Pulling from the dictionary, where a few definitions of what a pattern is reside, the one that I like in this instance is this: a combination of qualities, acts, tendencies, etc., forming a consistent or characteristic arrangement; anything fashioned or designed to serve as a model or guide for something to be made. In essence, a consistent model that allows for variety.

It’s a tough sell because this concept is not wrapped in a sexy, glossy package. No promises of enlightenment  through discipline. But perhaps the promise of tamed anxiety and realization that you have the knowledge and skills within. So let’s take a collective, deep, steadying, cleansing breath and look at what healthy eating patterns might look like.

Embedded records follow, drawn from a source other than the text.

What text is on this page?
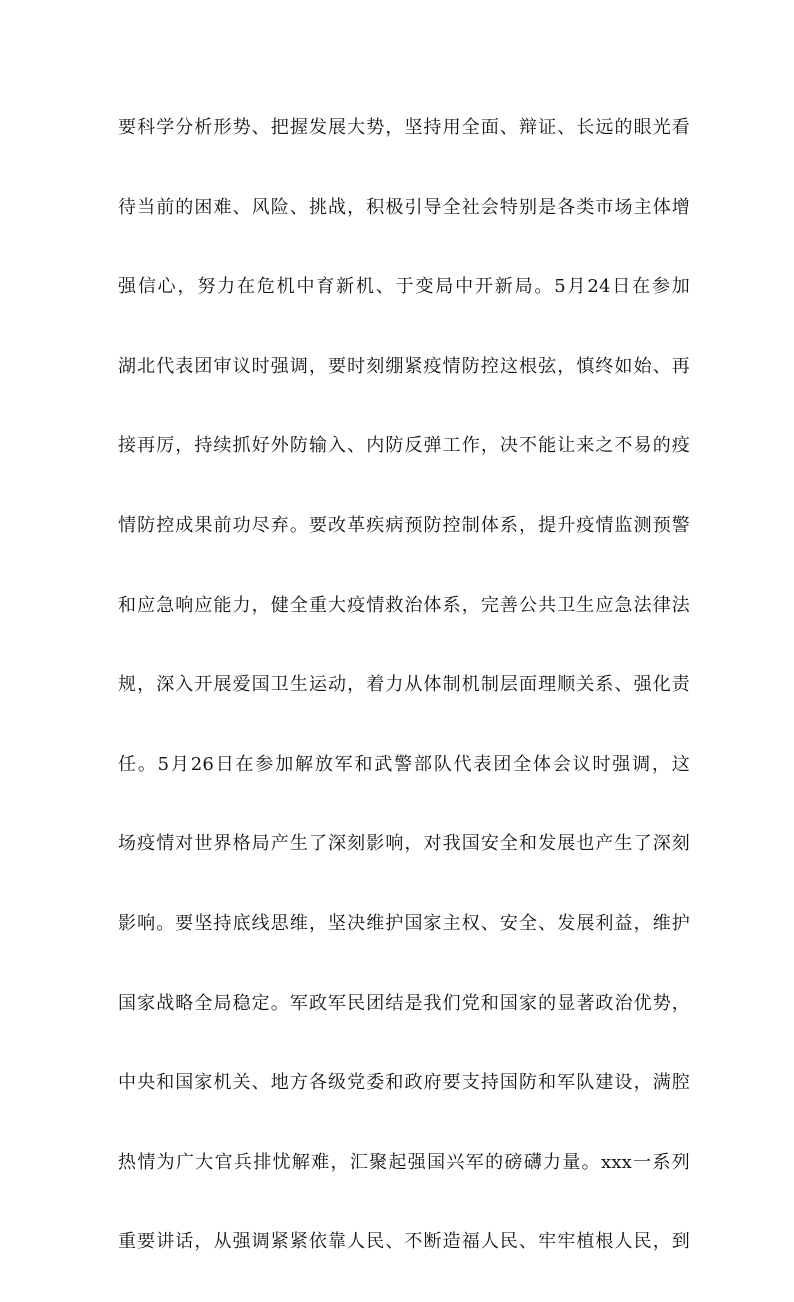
要科学分析形势、把握发展大势，坚持用全面、辩证、长远的眼光看
待当前的困难、风险、挑战，积极引导全社会特别是各类市场主体增
强信心，努力在危机中育新机、于变局中开新局。5月24日在参加
湖北代表团审议时强调，要时刻绷紧疫情防控这根弦，慎终如始、再
接再厉，持续抓好外防输入、内防反弹工作，决不能让来之不易的疫
情防控成果前功尽弃。要改革疾病预防控制体系，提升疫情监测预警
和应急响应能力，健全重大疫情救治体系，完善公共卫生应急法律法
规，深入开展爱国卫生运动，着力从体制机制层面理顺关系、强化责
任。5月26日在参加解放军和武警部队代表团全体会议时强调，这
场疫情对世界格局产生了深刻影响，对我国安全和发展也产生了深刻
影响。要坚持底线思维，坚决维护国家主权、安全、发展利益，维护
国家战略全局稳定。军政军民团结是我们党和国家的显著政治优势，
中央和国家机关、地方各级党委和政府要支持国防和军队建设，满腔
热情为广大官兵排忧解难，汇聚起强国兴军的磅礴力量。xxx一系列
重要讲话，从强调紧紧依靠人民、不断造福人民、牢牢植根人民，到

For starters, let’s just accept that there is no need for a punishing regimen for our bodies to detox. We have livers and kidneys who do the job just fine. Now onwards. Here are some healthy eating patterns to get you started, my Top Ten if you will:

  1. Eating more whole fruits and vegetables IS in fact a good thing – the more the better. If possible, at every meal and making up the majority of your plate. No argument from me here. Besides adding a whack load of vitamins and minerals, they add to our fibre intake which we are severely lacking in. Fibre is the nerdy, undervalued, introverted but quietly powerful superhero of the nutrient world – balancing blood sugar, keeping our gastrointestinal systems in tip top shape, taming cholesterol levels and more.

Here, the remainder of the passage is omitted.